Pour le bien de la planète, il est préférable de ne pas seulement investir dans des entreprises déjà «vertes» – qui disposent d'un capital suffisant. Je pense qu'il est également important d'aider les entreprises à devenir plus durables et d'exiger activement un changement d'attitude en ce sens.
Faut-il modifier la réglementation pour y parvenir?
Les Swiss Climate Scores de la Confédération ne sont pas contraignants, mais ils appellent à plus de transparence en matière de compatibilité climatique des placements: ils montrent non seulement les efforts consentis par les entreprises en matière de protection du climat, mais aussi la vigueur avec laquelle les entreprises d'un portefeuille embrassent le changement. A l'inverse, la réglementation européenne encourage principalement les placements dans des entreprises déjà vertes. Ceci étant, l'UE a élaboré un plan d'action pour financer la croissance durable; ce vaste ensemble de règles a donné plus d'importance à cette question au niveau européen et prévoit des obligations de divulgation pour les gérantes et gérants de fortune. Et les effets se font déjà sentir aussi en Suisse.
«Il n'y aura jamais de rating de durabilité standardisé. Cela ne serait pas judicieux, de toute façon.»
Cependant, il n'existe toujours pas de normes réglementaires harmonisées pour définir ce qui est durable. Quand arriveront-elles?

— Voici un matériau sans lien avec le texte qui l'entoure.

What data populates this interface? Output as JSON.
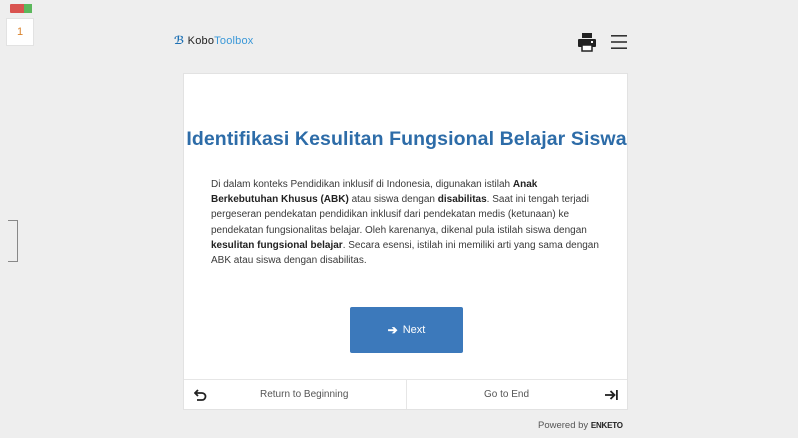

Jamais. A l'avenir, il y aura certes davantage de règles pour mesurer la performance en matière de durabilité ou l'effet des placements et mieux les comparer. Mais il subsistera toujours des différences régionales, et il n'y aura jamais de rating de durabilité standardisé. Cela ne serait pas judicieux, de toute façon.
Pourquoi donc?
La durabilité revêt une dimension environnementale, sociale et économique. Le caractère durable de l'activité d'une entreprise est donc relatif, suivant la priorité et le poids accordés aux différentes dimensions. Sur ce point, les valeurs jouent également un rôle important.
En outre, des normes hétérogènes favorisent le «greenwashing» – une tendance consistant à dépeindre des placements comme plus verts qu'ils ne le sont en réalité. Quelle est la solution?
Une transparence maximale. Les investisseurs doivent obtenir la réponse à deux questions très concrètes: quel objectif ce fonds poursuit-il? Et dans quelle mesure la mise en œuvre est-elle cohérente? Pour l'heure, ni les réglementations européennes ni les normes volontaires n'ont apporté la clarté nécessaire. Il reste donc des améliorations à apporter. A l'avenir, il faudra que les banques produisent des rapports plus transparents sur la durabilité de leurs produits. Et elles devront adopter des approches innovantes pour pouvoir mesurer concrètement les effets produits par un investissement.
Sabine Döbeli
CEO Swiss Sustainable Finance
Sabine Döbeli est CEO de l'association Swiss Sustainable Finance. Elle travaillait auparavant chez Vontobel, où elle était responsable de la coordination des questions de durabilité au niveau du groupe et du développement des services de placement durables. Sabine Döbeli est titulaire d'un master en sciences de l'environnement de l'Ecole polytechnique fédérale (EPF) de Zurich et a suivi une formation post-universitaire en gestion d'entreprise et marketing à l'Université de Bâle.